View on GitHub

lambda.mg

puchka's blog

Malagasy Web Crawler

30 Apr 2017

The idea came when I searched for corpora for the project I’m currently working in my intership.

I came across a fastTex pre-trained models built by Facebook Research.

I wrote about an experiment around it in a blog post in Malagasy Using model built with malagasy language in the malagasy digitial community blog.

These models was trained on Wikipedia for 90 languages including Malagasy.

I found when experimenting with this model that it has less quality than for example the Google News corpus model povided by Google that was trained on Google News 3 billions running words corpus.

When searching in large list of corpora too, I didn’t find mention to Malagasy.

Beside this fact, I found that malgasy web sites was indexed by some open projects crawling and archiving of the Web, like Common Crawl and Archive.org.

I get to know it by requesting people in the facebook group facedev.mg to add in comment malagasy websites that they know.

I just found that there was a repository list for malagasy website too : Malagasy sites

By requesting the index of CommonCrawl Index API and Wayback CDX Server API, I get to know that there are crawling records of malagasy web sites.

My proposition is to use these already crawled data to begin to build a corpus for malagasy language.

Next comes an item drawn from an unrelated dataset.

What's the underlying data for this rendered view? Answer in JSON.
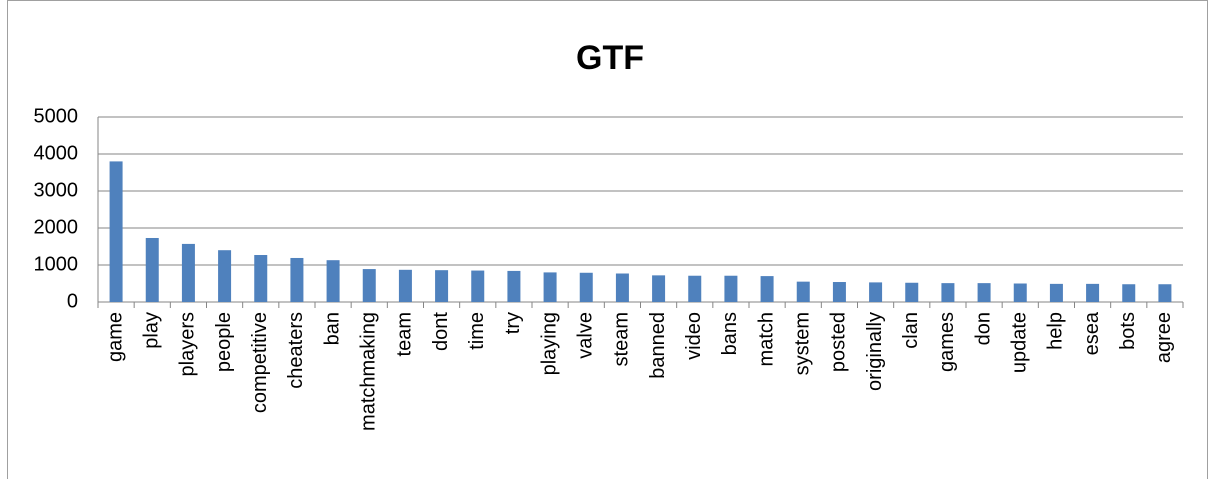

If the interest remaing and if we find use cases of frequently crawling malagasy websites, we can begin to run a crawler targetting malagasy web sites using The CommonCrawl Crawler Engine and Related MapReduce code or Internet Archive’s public Wayback Machine.

But for these, we’ll need some infrastructure resources and operational effort. I hope to engage more people interested to Natural Language Processing to this project.

A priori, the interest should be there according to recent interest to Bot development.